The bill, entitled the Active Shooter Alert System Act, passed in a 260-169 vote, with only one Democrat siding with the opposition.

U.S. Rep. Nancy Mace (SC-01), who introduced the bipartisan legislation with Reps. David Cicilline (RI-01) and Fred Upton (MI-06), applauded last night’s vote.

“It is vital to our communities and children we implement policies which will keep them safe from active shooter threats,” Rep. Mace said. “I look forward to watching this bipartisan piece of legislation pass the Senate, then enacted throughout the country to save lives.”

The Act would establish the Active Shooter Alert Communications Network which would notify individuals in the vicinity of an active gunman. Rep. Mace said the opt-in system would work similarly to the AMBER alert system.

According to the Hill, the measure was introduced last month under suspension, a process that allows a bill to pass quickly if it has two-thirds support, but ultimately failed in a 259 to 162 vote.

Another sponsor of the bill, Rep. Cicilline, said an active shooter alert system would be an asset to law enforcement officers who are often relying on “social media to communicate with the surrounding community so that no one accidentally walks into the line of fire.”

“Mass shootings have become ubiquitous so frequent that some of these horrific events barely make headlines but we cannot become numb to these events,” Rep. Cicilline. “Law enforcement needs and deserves than Twitter to communicate with the community and the Active Shooter Alert Act answers that call.”

Per Rep. Cicilline’s office, the Act was endorsed by the National Sheriffs’ Association, the Fraternal Order of Police, the National Association of Police Organizations, and the National District Attorneys Office, amongst other law enforcement agencies.

The legislation also calls for an officer from the Department of Justice to serve as the national coordinator of the communications network. This role would encourage federal, state, tribal, and local governments to establish active shooter response procedures and publish reports on those responses.

Co-sponsor Rep. Upton emphasized the legislation has a primary focus on “keeping our communities safe and supporting law enforcement.”

By alerting the public to an ongoing active shooter threat, we can help folks avoid the area and better enable police and first responders to focus on ending the situation and saving lives,” Rep. Upton said. “I have heard from our law enforcement and police chiefs that active shooter alerts can be a vital tool to provide accurate, real-time information to our communities, and one they believe will help in these dangerous situations.”  

Republican objectors, including Rep. Ralph Norman (SC-04), argue that there already existing systems in place achieve the desired goals set forth in this legislation and that the bill “does nothing but create another useless federal bureaucracy.”

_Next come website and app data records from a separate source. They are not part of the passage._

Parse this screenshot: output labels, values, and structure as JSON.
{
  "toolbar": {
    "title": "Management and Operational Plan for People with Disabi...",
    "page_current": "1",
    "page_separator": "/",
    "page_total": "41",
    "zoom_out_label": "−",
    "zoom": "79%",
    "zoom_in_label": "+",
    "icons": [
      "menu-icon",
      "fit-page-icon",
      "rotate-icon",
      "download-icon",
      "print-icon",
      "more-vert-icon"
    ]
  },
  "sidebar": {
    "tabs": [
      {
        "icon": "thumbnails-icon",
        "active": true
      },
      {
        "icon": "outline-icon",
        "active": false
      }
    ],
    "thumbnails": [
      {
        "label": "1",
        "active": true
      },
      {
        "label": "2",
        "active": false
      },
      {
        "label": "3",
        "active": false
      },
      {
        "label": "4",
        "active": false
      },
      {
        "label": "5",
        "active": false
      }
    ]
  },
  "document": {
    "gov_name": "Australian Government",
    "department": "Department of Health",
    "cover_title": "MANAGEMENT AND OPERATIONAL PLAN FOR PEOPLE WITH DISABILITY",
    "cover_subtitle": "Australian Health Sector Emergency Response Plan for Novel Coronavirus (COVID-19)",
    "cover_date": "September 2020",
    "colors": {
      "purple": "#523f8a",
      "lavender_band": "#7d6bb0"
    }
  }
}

“Over 1,400 state and local agencies already participate in a federal system known as the Integrated Public Alert and Warning System (IPAWS) which is capable of rapidly notifying the public about a wide variety of threats, including active shooters,” he said. “There is absolutely no language in this bill to enhance that system, either by making it more reliable or expanding its reach.”

Rep. Norman joined two other South Carolina Republicans–Reps. Duncan (SC-03) and Timmons (SC-04) in voting against the measure. Reps. Rice (SC-07) and Wilson (SC-02) voted in favor.

South Carolina’s lone Democratic congressman, Clyburn (SC-06), also voted for the alert system.